24. Isso acentuou-se sob JK, com a mesma política
de atração de capitais estrangeiros, a qual fez implantar o cartel da indústria
automobilística. Esse, até hoje, produz déficits externos e ainda se ceva de
isenções fiscais e subsídios da União, dos Estados e dos Municípios.
25. Ora, a desnacionalização implica
inviabilizar o desenvolvimento tecnológico e faz que o apoio governamental à
ciência e a tecnologia seja, na maior parte, desperdiçado, pois as
tecnologias só se desenvolvem em empresas atuantes no mercado. E dele as
nacionais têm hoje poucos nichos. A consequência é a
desindustrialização, entendida não só como regressão à produção primária, mas
também como confinamento da indústria a produções de baixo valor agregado.

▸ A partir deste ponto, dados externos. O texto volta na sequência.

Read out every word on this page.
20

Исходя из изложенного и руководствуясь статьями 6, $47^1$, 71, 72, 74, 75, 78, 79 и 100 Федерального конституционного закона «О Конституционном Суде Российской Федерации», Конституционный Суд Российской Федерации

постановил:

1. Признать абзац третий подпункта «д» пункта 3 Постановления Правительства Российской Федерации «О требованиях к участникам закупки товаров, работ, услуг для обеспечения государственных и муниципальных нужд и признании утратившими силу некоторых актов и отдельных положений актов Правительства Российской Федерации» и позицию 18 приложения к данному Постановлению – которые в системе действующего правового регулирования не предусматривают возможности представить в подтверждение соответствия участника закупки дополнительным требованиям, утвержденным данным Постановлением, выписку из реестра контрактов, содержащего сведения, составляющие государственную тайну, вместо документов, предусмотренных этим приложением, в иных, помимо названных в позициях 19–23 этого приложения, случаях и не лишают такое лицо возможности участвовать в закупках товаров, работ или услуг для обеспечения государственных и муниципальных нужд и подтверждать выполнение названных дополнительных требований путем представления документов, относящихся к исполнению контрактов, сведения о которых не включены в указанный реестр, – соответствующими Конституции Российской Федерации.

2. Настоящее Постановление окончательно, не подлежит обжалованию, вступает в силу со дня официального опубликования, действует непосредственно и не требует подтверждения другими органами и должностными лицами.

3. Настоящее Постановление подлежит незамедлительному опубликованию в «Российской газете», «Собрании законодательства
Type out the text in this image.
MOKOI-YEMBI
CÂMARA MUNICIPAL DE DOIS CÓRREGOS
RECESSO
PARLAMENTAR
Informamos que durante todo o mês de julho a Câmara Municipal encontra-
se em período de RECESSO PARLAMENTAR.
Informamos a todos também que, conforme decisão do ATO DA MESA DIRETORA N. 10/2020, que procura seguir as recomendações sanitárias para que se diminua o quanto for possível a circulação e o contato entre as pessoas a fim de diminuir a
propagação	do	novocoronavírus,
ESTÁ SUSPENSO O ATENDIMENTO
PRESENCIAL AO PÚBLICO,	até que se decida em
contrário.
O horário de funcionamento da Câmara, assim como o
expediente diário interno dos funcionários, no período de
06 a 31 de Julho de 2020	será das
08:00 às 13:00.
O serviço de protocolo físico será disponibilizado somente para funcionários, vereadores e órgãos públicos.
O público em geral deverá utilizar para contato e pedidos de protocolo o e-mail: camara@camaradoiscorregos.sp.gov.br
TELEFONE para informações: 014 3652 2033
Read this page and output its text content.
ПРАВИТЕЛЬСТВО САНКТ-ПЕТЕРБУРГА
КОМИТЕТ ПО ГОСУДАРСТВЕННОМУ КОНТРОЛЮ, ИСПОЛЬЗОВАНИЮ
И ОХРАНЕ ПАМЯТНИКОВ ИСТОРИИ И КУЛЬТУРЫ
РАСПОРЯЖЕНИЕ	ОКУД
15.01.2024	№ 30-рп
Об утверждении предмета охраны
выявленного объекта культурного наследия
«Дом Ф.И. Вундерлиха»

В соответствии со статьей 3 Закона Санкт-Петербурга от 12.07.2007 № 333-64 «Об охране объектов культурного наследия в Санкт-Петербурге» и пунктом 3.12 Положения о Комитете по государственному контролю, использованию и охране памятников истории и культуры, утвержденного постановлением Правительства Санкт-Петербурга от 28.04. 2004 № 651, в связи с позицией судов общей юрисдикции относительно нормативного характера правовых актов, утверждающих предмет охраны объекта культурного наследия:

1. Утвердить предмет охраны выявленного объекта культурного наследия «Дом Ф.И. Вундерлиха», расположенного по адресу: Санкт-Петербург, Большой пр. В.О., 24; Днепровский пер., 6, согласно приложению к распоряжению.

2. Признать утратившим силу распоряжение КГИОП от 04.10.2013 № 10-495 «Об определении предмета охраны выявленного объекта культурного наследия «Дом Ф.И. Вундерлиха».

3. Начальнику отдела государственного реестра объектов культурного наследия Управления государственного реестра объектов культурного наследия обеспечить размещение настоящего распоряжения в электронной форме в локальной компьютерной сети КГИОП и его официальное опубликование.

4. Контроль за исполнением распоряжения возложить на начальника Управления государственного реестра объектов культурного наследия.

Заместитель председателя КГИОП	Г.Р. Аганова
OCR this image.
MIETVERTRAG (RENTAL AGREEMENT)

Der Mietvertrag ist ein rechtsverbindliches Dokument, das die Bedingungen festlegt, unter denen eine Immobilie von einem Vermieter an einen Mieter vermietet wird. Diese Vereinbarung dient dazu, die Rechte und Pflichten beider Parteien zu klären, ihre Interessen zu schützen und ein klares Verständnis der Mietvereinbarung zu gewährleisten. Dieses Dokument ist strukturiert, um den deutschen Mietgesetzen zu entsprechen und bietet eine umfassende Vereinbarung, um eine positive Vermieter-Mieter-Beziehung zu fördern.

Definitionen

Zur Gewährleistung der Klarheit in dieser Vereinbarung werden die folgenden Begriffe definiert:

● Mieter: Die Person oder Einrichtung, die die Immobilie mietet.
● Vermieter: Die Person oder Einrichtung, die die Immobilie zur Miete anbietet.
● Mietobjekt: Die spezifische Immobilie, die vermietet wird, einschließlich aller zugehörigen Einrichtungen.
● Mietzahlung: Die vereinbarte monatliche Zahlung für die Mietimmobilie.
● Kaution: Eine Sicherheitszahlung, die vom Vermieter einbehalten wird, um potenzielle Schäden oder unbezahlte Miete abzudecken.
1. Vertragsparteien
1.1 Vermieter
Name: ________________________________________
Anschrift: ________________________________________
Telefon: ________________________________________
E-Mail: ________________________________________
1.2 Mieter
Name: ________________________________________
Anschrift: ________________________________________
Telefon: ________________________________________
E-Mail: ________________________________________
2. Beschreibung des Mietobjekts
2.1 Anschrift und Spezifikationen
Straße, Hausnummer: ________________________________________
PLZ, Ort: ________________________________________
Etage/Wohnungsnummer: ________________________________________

26. Os capitais estrangeiros tornaram-se dominantes
inclusive na informação, nas comunicações e na política. As políticas passaram
a ser desenhadas no seu interesse. Entre os inumeráveis exemplos, está a lei
Kandir, que isenta a exportação, inclusive de produtos primários, de IPI, ICMS
e contribuições sociais. Primeiro lei complementar, ela ganhou mais status em
2003: através de EC, foi incorporada à Constituição.
27. Então, a sociedade fica sem forças para reagir,
já que os empresários industriais nacionais foram dizimados, e os que restam
são acuados por políticas adversas. Tampouco os trabalhadores estão bem
organizados para defenderem o País, o que seria a própria defesa deles.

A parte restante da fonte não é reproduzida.